Beyond the Understanding our Universe gallery hall, visitors enter the MMP Telescope Control Room. Several vintage aspects of the room have been preserved and incorporated into the experience including restored computers and analog control panel. Here, visitors can witness first-hand what the Sun looks like through a large solar telescope and learn to identify features like sunspots and granulation. The room also features a large live solar spectrum on a touch screen interactive panel so visitors can explore the details of the spectrum and identify the elements behind its absorption lines.

As they exit the Control Room, visitors enter a gallery tentatively named Kitt Peak, I'itoi's Garden which features images and information about nature on the sky island, the Tohono O’odham Tribe, its culture and connection with the cosmos. Adjoining this gallery is the Astronomy Lab which will be used for scheduled special educational programs and multi-use events, especially those that engage students from the Tohono O’odham Nation.

At the far end of the exhibit area is the Science on a Sphere exhibit which projects myriad videos and images on a spherical multimedia screen where visitors, together with a guide, can virtually explore planetary data from our Solar System and beyond.

All Windows Center programs and exhibits are designed to enhance participants’ knowledge and perspective of science, and will be presented in visitors’ predominant languages: English, Spanish, and O’odham. Through effective communication by exhibits and staff, the Windows Center has the potential to positively influence life outcomes, particularly for young people, by illuminating career possibilities or providing motivation to obtain advanced education.

With the execution of subsequent phases — as funds allow — the visitor experience will be further enhanced with a facility-wide audio system, outdoor exhibits, a gallery inside the facility’s optical viewing tunnel, and a planetarium adjacent to the lobby where visitors can immerse themselves in the cosmos as revealed by KPNO and NSF observatories around the world.
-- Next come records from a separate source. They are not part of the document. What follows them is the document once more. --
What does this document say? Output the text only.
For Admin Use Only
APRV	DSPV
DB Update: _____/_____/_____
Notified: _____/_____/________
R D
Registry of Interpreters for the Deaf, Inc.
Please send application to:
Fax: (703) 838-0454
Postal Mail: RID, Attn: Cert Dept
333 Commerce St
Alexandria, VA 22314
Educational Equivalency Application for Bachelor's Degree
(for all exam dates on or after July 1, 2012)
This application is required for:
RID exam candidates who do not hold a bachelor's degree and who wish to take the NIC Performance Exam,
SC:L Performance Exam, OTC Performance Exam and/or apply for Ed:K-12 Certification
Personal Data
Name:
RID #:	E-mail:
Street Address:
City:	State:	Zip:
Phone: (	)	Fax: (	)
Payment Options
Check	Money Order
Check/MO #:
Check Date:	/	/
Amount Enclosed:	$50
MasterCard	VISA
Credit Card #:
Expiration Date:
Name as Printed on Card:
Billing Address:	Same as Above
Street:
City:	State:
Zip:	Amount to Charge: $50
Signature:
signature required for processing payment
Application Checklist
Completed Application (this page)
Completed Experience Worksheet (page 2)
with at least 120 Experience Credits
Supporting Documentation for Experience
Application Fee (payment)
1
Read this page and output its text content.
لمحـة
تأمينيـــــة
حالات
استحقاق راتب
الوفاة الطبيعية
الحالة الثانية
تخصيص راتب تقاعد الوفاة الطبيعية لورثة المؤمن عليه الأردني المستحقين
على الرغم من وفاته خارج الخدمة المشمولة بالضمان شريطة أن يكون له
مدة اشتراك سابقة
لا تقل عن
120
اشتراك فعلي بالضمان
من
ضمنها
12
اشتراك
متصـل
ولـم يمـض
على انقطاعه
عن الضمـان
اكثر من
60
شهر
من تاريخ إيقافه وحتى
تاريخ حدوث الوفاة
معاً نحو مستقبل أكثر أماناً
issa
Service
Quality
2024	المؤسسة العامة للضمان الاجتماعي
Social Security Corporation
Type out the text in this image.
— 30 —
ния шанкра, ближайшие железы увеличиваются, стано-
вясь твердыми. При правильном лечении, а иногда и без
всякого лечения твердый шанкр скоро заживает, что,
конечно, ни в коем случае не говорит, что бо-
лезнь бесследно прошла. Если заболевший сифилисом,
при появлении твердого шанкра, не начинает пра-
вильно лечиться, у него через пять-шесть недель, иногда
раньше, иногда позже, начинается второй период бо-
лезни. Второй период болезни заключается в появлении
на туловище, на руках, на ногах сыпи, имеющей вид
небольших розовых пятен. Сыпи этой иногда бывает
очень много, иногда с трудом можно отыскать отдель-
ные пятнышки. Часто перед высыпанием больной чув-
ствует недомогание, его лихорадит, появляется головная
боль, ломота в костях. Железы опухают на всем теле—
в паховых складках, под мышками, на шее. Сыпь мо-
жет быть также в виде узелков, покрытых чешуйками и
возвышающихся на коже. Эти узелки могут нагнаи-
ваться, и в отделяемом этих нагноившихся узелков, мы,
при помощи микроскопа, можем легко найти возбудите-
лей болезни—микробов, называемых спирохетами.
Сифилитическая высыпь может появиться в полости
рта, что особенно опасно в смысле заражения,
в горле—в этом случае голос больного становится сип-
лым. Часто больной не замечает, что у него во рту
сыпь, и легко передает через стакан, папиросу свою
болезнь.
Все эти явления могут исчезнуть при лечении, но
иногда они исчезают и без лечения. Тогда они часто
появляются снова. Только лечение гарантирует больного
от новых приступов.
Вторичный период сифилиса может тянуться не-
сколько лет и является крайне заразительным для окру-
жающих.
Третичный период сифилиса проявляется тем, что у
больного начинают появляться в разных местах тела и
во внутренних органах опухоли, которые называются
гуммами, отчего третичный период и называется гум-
All content developed for the planetarium and exhibition will be shared with other established science centers and museums around the globe, creating international impact and visibility. The Windows Center will be only the second facility in the world with free, openly accessible materials.

NOIRLab can neither successfully complete the subsequent phases of the Windows Center exhibits nor run the Kitt Peak Visitor Center operations without supporting funding beyond that provided by the visitors. Membership programs, events, naming sponsorships, endowments, and fundraising campaigns are all strategies that NOIRLab will pursue to raise funds.